Their answer seems to have been to cut loose a little. Saturday night's show in Dublin marks the start of a back-to-basics tour of small venues to promote a forthcoming sixth album, Hail to the Thief, the early word on which suggested a return to guitars, simpler songs and less obfuscatory lyrics (certain corners of an excitable music press made radical political claims for the album, the title being a stab at George Bush's electoral "win"). They've also announced a November arena tour that is a far cry from when they used their own circus tent three years ago, trying to avoid the branding associated with these kind of aircraft-hangar venues.
The anticipation at Dublin is palpable among those lucky enough to have snapped up tickets. But if the band are feeling any pressure, it doesn't show. The often scowlingly taciturn Thom Yorke ambles on with a big sheepish grin on his face, and the three new tracks that open the show go down a storm.

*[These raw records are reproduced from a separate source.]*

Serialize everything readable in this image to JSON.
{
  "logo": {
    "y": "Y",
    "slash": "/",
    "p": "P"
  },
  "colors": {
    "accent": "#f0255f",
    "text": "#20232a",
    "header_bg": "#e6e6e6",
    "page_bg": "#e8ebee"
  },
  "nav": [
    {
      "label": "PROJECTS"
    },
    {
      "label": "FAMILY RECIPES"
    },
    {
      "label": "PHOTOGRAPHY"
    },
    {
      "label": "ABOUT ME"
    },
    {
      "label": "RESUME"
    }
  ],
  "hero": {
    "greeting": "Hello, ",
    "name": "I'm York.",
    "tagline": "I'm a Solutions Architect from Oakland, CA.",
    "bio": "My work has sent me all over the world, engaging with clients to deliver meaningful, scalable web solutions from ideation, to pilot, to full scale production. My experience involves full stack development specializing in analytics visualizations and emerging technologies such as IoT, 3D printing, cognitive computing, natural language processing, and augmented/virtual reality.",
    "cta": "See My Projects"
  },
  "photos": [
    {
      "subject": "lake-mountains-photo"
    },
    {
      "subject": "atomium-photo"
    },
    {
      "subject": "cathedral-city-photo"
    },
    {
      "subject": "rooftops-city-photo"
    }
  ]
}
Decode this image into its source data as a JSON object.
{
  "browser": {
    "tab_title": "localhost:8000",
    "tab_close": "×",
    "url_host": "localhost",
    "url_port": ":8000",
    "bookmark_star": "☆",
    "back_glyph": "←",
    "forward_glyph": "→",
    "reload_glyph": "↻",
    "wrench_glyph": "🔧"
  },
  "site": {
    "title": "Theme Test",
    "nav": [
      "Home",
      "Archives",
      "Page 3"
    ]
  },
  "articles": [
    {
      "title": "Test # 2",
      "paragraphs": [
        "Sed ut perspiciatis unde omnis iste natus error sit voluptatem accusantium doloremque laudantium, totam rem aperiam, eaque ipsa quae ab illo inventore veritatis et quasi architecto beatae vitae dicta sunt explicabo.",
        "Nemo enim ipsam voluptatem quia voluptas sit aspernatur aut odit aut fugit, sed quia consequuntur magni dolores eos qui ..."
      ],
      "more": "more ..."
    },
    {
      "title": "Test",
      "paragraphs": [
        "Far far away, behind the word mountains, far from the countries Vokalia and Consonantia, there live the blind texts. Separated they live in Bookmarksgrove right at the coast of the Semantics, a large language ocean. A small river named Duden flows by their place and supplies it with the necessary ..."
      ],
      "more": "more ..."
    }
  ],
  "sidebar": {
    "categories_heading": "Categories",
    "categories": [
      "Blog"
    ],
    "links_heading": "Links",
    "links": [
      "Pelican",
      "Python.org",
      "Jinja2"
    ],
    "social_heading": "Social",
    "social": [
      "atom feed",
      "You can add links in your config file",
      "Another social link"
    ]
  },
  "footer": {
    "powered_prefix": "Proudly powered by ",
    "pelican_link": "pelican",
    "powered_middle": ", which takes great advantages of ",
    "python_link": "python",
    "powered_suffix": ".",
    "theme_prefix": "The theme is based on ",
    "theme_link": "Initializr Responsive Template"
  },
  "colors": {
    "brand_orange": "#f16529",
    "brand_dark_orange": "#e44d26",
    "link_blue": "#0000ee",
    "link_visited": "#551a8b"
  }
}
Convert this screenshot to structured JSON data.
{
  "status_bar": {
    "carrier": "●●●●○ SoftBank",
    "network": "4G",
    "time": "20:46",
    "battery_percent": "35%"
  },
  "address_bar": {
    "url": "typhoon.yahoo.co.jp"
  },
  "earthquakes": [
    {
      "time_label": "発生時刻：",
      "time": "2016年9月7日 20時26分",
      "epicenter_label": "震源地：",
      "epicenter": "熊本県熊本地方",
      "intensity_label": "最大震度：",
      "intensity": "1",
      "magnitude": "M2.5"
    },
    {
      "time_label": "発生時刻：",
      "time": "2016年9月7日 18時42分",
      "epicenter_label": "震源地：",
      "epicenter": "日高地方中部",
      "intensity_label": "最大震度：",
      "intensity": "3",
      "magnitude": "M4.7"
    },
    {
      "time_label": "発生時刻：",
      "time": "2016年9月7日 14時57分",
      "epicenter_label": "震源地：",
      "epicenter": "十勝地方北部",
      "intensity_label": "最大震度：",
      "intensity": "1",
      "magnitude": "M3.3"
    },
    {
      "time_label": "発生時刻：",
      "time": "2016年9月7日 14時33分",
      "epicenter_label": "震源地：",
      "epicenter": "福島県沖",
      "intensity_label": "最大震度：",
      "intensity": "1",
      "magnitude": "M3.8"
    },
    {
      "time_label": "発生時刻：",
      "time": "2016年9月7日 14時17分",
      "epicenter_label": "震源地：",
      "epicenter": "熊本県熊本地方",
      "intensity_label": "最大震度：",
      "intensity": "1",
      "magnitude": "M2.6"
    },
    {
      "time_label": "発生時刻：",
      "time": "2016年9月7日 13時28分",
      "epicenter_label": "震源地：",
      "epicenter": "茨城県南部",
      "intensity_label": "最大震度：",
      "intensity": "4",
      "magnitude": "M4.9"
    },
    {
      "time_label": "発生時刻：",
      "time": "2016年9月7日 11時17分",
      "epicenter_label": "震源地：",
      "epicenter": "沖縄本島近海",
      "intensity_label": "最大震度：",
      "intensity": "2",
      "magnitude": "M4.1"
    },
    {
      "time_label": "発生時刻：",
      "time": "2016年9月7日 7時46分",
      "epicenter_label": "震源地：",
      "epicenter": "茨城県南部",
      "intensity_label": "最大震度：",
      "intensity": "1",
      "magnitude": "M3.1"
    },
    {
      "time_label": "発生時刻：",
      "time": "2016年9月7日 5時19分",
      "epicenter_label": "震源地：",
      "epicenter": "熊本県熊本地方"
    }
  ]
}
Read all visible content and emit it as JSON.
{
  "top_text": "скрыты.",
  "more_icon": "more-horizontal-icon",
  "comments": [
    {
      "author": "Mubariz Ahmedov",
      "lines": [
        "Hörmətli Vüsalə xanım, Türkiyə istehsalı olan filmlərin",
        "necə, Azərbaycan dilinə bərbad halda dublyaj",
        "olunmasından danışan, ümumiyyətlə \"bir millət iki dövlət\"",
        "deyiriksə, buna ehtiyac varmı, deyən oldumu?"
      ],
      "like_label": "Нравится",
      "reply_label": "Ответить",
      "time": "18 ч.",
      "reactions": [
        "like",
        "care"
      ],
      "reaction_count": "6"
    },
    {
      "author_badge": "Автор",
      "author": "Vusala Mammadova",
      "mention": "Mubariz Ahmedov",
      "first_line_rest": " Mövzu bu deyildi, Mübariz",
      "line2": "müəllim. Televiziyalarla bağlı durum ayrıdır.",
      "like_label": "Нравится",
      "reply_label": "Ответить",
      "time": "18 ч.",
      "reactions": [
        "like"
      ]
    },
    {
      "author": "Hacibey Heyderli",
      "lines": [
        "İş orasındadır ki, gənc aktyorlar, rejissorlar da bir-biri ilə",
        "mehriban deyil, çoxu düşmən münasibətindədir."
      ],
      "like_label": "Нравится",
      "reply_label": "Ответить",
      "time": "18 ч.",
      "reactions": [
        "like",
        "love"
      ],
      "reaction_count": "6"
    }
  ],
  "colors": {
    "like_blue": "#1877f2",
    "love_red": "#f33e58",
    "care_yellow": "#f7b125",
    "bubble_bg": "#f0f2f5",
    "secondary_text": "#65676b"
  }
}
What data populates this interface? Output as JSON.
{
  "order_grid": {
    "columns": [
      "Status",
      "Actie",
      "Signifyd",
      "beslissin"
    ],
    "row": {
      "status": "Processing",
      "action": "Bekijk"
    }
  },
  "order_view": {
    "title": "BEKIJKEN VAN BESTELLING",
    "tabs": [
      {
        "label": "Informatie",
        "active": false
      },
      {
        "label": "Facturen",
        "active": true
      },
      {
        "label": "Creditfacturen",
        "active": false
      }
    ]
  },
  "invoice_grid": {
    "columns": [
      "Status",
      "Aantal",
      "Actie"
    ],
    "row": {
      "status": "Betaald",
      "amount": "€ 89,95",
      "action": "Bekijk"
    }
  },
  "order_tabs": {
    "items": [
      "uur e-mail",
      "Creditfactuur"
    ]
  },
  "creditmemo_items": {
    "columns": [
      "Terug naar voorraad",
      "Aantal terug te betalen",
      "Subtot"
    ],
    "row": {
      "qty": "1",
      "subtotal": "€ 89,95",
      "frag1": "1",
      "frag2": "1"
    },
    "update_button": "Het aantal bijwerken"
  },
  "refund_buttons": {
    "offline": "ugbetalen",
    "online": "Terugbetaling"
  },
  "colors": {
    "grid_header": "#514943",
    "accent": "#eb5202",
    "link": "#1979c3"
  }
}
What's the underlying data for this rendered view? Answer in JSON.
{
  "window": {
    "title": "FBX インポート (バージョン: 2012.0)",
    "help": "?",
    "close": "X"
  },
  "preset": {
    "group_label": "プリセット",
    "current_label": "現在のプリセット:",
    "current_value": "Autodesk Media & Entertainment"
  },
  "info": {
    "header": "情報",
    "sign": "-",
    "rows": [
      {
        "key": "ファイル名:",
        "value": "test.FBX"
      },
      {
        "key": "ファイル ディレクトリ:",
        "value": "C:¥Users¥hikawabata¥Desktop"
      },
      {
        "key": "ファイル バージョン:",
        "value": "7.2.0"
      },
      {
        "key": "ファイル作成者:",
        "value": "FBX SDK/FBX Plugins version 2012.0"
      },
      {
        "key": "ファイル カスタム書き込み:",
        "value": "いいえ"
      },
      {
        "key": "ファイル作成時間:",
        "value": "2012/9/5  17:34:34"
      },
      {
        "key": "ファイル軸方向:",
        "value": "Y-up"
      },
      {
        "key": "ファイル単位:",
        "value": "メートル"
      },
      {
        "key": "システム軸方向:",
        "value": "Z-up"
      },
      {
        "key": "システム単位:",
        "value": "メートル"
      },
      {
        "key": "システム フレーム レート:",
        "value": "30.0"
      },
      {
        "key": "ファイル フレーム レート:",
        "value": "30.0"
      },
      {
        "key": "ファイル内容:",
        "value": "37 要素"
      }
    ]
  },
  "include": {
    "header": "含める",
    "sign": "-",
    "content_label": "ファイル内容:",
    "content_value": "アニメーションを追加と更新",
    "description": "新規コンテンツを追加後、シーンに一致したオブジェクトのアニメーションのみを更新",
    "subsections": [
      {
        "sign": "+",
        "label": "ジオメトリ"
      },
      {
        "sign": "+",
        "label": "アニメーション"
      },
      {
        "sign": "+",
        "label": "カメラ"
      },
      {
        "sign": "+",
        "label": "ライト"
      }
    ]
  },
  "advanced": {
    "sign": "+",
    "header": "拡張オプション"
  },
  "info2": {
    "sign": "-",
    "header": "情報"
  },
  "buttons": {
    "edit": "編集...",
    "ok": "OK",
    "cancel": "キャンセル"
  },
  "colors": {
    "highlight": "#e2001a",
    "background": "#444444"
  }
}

Perhaps the audience has heard them as internet downloads already, but the virtuoso flair of the songs is matched by an energetic muscularity that still feels instant. The single "There There" is a little flat on record, but its rolling, percussive rumble takes on a rhythmic warmth live, giving way to something scalding when Jonny Greenwood chips in with shards of glacial guitar.
"2 + 2 = 5" is better still, exploding midway into a complex rush of sci-fi sound and fury that sees the band working as one to nix any notion that Hail is less daring than its predecessors. Although the new songs are not a sea change comparable to that of Kid A, they are not a step back to OK Computer either. They hint at a more integrated Radiohead, complete with a spooked, Twilight Zone-ish feel that is distinct from anything they've done before. "The Gloaming" captures a trippy mood of paranoid disconnection to immersive effect, while "Sit down. Stand up" starts dreamily before bursting into a flurry of lightning-speed beats that's at once captivatingly fierce and hypnotically strange.
If Kid A found the band in danger of becoming the Jonny-and-Thom show, there is a taut focus here between the five members that suggests a band thrilled to be playing together. As bassist Colin Greenwood bounds about like a teenager and guitarist Ed O'Brien grins fit to burst, Jonny glowers over his electronic noise boxes and belching guitar with stormy intensity. As for Yorke, he's evolved into a highly energised frontman, singing with trembling passion, stomping like a raggedy doll and attacking his guitar in the anthemic "Just" with string-snapping force. Affable as he is, his streak of mischievous spite remains nicely withering. When the audience howls its approval for "Just", the set's oldest song, he sarcastically screams back in the mike at them.
Radiohead are not so much a band at an impasse as one playing with possibilities and unafraid of stretching an audience. They move between luminous dreamscapes, skittering electronic beats, warmly ambient mood music, avant-garde experimentation and rampant post-punk without showing any joins. No alarms then but plenty of surprises and an ability to take them places that outstrips any other stadium band for imagination. As a decimation of lingering doubts, this was an impeccable show.